Nintendo Switch

Nine Sols

Test Switch

Nine Sols

Par ggvanrom - Le 10/05 à 14:00

Sorti en novembre 2024 sur l’eShop, Nine Sols débarque enfin en version physique sur Nintendo Switch avec une réputation déjà solidement installée auprès des amateurs de metroidvania exigeants. Développé par Red Candle Games, le titre mélange folklore taoïste, science-fiction cyberpunk et affrontements millimétrés dans une aventure qui ne cherche jamais à flatter le joueur. Ici, chaque combat se mérite, chaque victoire s’arrache, et chaque erreur se paie immédiatement. Ayant fait l’impasse sur le titre lors de sa sortie initiale, l’heure est venue de rattraper notre retard.

Test réalisé à partir de la version physique du jeu sur Nintendo Switch

Entre mythologie et transhumanisme : une quête aussi mystique qu’intime

Difficile de parler de l’histoire de Nine Sols sans empiéter sur ses nombreuses révélations. Le jeu nous place dans la peau de Yi, un héros taciturne réveillé après un long sommeil dans un monde gouverné par les “Sols”, des figures quasi divines mêlant technologie avancée et symbolique spirituelle. Là où beaucoup de metroidvania se contentent d’un prétexte narratif, Nine Sols construit progressivement un univers dense, porté par une écriture étonnamment mature. Le jeu aborde des thèmes comme l’immortalité, le deuil, la mémoire ou encore le rapport entre l’humain et la machine, sans jamais sombrer dans la démonstration prétentieuse.

L’univers tao-punk imaginé par le studio fonctionne admirablement grâce à son sens du mystère. On découvre son histoire par fragments, au détour d’échanges, de documents ou simplement via l’exploration des environnements. Cette approche renforce l’implication du joueur et donne constamment envie d’en apprendre davantage sur les ruines de cette civilisation en déclin. Même si les informations récoltées en début de jeu peuvent faire peur, tout les rouages de l’intrigue se mettent en place petit à petit au fur et à mesure de votre progression.

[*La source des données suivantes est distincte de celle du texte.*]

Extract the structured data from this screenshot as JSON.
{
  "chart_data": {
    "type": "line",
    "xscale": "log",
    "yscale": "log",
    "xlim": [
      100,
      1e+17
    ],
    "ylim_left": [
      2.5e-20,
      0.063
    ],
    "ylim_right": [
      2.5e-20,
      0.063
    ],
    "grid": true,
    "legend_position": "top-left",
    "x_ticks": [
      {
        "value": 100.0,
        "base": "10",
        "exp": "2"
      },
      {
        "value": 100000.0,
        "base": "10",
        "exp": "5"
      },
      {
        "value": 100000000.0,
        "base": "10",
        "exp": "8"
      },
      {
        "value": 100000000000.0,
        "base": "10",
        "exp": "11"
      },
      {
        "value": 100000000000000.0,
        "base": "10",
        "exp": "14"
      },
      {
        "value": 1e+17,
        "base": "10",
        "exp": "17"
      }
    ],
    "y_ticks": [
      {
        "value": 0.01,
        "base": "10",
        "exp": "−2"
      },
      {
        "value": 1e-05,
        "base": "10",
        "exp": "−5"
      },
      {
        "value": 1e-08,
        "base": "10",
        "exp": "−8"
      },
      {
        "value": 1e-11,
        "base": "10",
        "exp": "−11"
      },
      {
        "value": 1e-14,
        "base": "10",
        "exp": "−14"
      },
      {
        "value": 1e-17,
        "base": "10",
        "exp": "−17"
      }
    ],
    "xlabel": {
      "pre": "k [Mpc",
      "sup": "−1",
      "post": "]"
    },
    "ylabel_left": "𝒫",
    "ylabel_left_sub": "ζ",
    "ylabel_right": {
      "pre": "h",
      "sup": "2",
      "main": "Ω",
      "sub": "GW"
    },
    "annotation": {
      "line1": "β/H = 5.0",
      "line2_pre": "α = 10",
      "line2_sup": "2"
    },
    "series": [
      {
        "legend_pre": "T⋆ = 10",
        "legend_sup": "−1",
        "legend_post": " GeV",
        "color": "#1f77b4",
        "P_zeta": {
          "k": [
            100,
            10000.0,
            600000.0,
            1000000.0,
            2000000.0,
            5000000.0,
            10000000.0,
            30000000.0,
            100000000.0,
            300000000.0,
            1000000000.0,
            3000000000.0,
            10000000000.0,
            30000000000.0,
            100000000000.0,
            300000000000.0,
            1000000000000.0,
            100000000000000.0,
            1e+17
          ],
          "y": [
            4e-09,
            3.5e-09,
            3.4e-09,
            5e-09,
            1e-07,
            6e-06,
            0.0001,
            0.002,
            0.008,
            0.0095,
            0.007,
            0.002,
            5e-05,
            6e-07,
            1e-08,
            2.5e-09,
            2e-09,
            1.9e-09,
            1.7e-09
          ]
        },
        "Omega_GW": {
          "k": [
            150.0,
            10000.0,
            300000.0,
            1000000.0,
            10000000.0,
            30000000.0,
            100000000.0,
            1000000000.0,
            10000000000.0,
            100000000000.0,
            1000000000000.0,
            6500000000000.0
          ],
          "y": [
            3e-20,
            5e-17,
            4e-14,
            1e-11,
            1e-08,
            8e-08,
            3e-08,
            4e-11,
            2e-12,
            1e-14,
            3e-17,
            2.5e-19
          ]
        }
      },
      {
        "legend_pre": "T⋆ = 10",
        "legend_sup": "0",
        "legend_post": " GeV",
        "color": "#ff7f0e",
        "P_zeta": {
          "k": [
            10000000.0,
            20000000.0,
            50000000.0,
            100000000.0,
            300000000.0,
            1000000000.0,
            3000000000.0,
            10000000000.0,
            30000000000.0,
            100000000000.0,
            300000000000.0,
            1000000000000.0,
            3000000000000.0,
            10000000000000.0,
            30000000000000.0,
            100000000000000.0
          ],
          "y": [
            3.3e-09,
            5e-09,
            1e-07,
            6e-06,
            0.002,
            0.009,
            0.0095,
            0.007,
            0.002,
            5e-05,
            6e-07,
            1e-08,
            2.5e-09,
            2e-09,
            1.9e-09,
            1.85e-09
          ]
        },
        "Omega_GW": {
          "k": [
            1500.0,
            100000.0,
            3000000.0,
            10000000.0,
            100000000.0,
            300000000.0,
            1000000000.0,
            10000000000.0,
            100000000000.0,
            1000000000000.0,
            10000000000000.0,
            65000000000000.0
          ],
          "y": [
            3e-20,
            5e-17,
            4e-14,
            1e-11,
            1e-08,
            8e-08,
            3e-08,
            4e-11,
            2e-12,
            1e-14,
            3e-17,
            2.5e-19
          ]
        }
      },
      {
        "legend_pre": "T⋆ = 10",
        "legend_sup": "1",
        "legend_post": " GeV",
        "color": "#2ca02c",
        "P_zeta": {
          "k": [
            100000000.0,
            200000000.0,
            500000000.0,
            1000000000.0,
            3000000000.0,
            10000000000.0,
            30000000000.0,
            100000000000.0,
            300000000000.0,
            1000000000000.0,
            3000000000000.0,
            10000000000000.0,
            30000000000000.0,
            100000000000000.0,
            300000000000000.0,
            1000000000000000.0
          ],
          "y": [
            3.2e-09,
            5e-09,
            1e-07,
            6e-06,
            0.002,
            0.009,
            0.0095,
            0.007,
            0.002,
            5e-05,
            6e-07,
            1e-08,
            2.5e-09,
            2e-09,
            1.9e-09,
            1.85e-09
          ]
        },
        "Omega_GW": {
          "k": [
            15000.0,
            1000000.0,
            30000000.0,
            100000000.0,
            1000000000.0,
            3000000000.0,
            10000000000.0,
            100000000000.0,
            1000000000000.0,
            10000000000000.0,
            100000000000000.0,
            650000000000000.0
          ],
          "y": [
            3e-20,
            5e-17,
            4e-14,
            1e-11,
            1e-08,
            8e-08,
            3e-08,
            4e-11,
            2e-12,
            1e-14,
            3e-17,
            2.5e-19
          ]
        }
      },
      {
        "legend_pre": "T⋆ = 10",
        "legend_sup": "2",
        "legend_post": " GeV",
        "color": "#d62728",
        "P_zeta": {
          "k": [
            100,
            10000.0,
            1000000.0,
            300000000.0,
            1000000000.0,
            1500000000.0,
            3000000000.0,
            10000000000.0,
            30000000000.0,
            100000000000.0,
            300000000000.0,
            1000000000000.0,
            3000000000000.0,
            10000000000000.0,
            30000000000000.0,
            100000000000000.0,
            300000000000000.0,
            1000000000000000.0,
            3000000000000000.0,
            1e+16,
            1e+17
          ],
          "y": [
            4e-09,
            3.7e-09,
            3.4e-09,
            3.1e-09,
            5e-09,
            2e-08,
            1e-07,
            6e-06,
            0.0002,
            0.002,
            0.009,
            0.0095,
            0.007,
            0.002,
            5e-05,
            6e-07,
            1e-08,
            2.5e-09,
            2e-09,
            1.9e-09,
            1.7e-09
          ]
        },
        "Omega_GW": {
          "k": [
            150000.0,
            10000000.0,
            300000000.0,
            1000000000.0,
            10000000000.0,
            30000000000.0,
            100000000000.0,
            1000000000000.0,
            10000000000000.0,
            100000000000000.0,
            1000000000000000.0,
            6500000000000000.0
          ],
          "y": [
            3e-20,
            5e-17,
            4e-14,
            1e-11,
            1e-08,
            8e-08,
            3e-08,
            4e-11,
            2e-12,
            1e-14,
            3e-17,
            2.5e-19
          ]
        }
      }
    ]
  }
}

Surtout, Nine Sols évite le piège du récit inutilement cryptique. Même lorsque certains éléments restent volontairement ouverts à l’interprétation, l’aventure conserve une vraie dimension émotionnelle. Yi n’est pas simplement un avatar silencieux : ses motivations évoluent, ses relations prennent de l’ampleur et certains moments frappent bien plus fort qu’on ne l’aurait imaginé au départ. Les premières minutes de jeu vous feront rapidement comprendre que l’histoire que vous vous apprêtez à vivre n’aura rien d’un compte de fée, ni d’une partie de plaisir

Parer pour survivre : le ballet brutal de Nine Sols

Si Nine Sols impressionne par son univers, c’est surtout par son gameplay qu’il laisse une véritable empreinte. Le jeu emprunte la structure classique du metroidvania, mais son système de combat évoque davantage un jeu d’action technique à la sauce “souls-like”. Yi débute avec des actions basiques, un saut, un bouton d’attaque, un dash… la possibilité de placer des talismans explofits… et un bouton de contre. Le cœur de l’expérience de Nine Sols repose sur la parade. Oubliez l’esquive permanente : ici, apprendre les patterns des ennemis devient indispensable. Chaque affrontement ressemble à une danse létale où la moindre hésitation peut être fatale. 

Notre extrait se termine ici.